Onlar şen şamata takılırken vakit su gibi akıp geçiyordu. Bu sırada annesini
merak eden Feyyaz, bahçe kapısı önünden bağırdı sinirle:
“Anne nerde
kaldın? Gel artık!”
“Az sonra
gelirim, sen git.”
Feyyaz
gitmedi, sigara yaktı.
Sultan
semaver çayından bir bardak daha içiyordu, anlat anlat laf bir türlü bitmiyor,
iki kadının da yaşadığı zorluklar, insanın enerjisinden… en parlak
yıllarından Köroğlu atlar çalan zorluklar… meğer ne çok dert biriktirmişler
içlerinde… kimselere demedikleri, diyemedikleri…
Ayşe
Feyyaz’ı çay içmeye davet etti, Feyyaz kibarca reddetti.
Habib, kadın
ve kızlara uzak bir köşede, keyif veren yalnızlığını ve mutlu aile tablosunu
hissederek sigarasını tüttürüp çayını içerken ne zamandır tanımak isteyip
fırsat bulamadığı dengine sokulabileceğini hissetti, ayaklandı, masadan bir
tabak pasta çörek bir şeyler aldı, bir bardak çay, Feyyaz’ın yanında aldı
soluğu.

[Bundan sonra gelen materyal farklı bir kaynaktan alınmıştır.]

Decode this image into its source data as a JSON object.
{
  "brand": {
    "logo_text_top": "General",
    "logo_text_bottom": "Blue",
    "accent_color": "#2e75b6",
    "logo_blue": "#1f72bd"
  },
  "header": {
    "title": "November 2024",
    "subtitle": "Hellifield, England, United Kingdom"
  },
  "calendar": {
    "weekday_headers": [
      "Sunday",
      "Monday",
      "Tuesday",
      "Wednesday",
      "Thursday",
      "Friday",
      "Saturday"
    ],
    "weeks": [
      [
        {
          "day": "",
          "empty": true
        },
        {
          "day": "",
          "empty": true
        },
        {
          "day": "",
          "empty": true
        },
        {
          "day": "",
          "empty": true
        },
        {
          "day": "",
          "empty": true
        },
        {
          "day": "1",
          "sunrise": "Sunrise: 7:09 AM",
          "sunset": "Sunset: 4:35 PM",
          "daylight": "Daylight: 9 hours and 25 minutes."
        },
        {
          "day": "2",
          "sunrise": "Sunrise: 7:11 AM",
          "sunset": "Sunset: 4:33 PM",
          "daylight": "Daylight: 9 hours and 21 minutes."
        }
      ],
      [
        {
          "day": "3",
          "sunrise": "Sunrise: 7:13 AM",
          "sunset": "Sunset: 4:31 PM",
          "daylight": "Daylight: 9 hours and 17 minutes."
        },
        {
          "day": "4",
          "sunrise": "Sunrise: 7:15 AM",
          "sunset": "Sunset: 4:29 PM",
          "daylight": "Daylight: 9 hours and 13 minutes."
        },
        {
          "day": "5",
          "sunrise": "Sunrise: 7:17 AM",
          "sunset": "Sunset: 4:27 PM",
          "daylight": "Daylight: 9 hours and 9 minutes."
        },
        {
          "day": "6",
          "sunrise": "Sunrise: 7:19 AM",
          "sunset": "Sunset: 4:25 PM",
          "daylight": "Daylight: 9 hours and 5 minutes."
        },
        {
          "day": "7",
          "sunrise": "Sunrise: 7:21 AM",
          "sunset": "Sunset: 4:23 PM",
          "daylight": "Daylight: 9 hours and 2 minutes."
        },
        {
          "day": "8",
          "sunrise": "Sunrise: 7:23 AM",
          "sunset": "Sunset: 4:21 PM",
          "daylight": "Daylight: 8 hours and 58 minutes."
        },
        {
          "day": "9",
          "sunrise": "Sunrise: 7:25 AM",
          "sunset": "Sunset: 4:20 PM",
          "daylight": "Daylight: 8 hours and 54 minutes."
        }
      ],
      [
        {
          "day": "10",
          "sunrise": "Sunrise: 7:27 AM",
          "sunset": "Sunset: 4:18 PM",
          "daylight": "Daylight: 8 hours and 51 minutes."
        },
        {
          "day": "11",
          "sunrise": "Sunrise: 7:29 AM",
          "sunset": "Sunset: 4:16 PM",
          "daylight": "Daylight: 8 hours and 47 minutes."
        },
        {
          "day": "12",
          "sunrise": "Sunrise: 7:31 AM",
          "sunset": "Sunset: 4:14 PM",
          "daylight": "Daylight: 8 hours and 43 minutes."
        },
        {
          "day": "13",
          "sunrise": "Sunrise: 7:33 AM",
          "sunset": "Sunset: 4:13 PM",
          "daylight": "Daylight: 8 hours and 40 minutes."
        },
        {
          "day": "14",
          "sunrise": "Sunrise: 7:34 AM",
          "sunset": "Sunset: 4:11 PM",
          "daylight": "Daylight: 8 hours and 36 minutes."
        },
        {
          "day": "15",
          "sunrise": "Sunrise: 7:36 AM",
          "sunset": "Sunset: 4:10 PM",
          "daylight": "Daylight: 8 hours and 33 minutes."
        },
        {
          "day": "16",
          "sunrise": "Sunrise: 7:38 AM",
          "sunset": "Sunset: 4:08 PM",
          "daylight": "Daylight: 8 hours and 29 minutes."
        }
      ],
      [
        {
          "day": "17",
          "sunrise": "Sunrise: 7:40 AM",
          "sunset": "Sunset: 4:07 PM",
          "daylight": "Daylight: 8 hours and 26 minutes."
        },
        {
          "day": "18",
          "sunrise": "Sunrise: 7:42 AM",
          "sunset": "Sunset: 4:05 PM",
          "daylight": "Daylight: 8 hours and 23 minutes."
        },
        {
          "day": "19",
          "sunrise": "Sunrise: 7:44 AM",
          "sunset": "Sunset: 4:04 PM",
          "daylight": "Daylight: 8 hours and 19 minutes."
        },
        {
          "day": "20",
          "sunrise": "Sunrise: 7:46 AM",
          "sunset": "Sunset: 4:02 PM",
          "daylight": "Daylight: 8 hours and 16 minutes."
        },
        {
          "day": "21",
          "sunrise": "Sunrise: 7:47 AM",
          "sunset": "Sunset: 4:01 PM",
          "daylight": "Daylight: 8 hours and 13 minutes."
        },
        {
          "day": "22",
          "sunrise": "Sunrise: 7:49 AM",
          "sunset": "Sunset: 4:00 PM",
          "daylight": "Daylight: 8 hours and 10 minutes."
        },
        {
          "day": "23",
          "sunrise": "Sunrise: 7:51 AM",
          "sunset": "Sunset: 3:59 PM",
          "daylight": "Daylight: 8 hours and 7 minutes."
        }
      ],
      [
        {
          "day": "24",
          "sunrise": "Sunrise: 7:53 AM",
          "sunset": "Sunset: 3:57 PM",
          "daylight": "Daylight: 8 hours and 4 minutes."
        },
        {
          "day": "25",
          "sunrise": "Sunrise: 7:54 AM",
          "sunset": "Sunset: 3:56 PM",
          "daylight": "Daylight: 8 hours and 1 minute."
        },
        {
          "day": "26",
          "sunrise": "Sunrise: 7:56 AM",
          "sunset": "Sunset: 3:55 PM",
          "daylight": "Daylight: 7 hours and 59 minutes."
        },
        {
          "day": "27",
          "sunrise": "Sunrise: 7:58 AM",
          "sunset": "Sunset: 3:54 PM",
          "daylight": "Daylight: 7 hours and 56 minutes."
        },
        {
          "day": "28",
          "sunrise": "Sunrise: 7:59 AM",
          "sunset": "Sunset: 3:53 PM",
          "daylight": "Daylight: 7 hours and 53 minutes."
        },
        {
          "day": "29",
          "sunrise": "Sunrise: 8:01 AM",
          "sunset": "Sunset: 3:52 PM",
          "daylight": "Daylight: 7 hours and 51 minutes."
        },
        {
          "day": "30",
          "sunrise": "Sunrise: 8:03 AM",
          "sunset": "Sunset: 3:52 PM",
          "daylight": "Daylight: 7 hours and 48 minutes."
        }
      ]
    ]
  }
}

Böylece muhabbet başladı.
Kezban,
yakındaki ağaçta salıncağa oturmuştu, ikisinin sohbetine kulak misafiriydi.
Feyyaz, hayatını
anlatıyordu, öyle kolayına hiç kimseye içini açmazdı; ama hayret, Kezban’ın
abisine içini açmıştı, tıp okuyormuş, trafik kazası geçirince ayağından
yaralanmış, okula ara vermek zorunda kalmış, sağ ayağı bilekten kopma
noktasındaymış, birkaç kez ameliyat olmuş, ayağı düzelmemiş, başka doktora
gitmişler, yeniden ameliyat olmuş, ayağına cihaz takılmış, şiirlerini ve
öykülerini edebiyat dergilerinde yayınlanıyormuş.
Sakin, ılık bir yaz
akşamıydı, siyah renkli siyah cip tek katlı evin önüne yanaştı, araçtan Habib
indi, şoför mahalline ilerledi, ellerini dayadı ve şoförle sohbet etmeye
başladı.
“Gel
bir çay iç, öyle gidersin” diye tutturdu Habib, “yemek yersin, annem çok güzel
yemekler yapar, aklını kaybedersin.”
Habib’in
dengi genç adam güldü, bahçeye baktı, evin annesi bahçede kocasıyla oturuyordu.
“Seni
kırmayayım” dedi genç adam, araçtan indi.
Habib,
dostunun koluna girdi nişanlıymışlar gibi: “Yemek buldun ye, dayak buldun, kaç.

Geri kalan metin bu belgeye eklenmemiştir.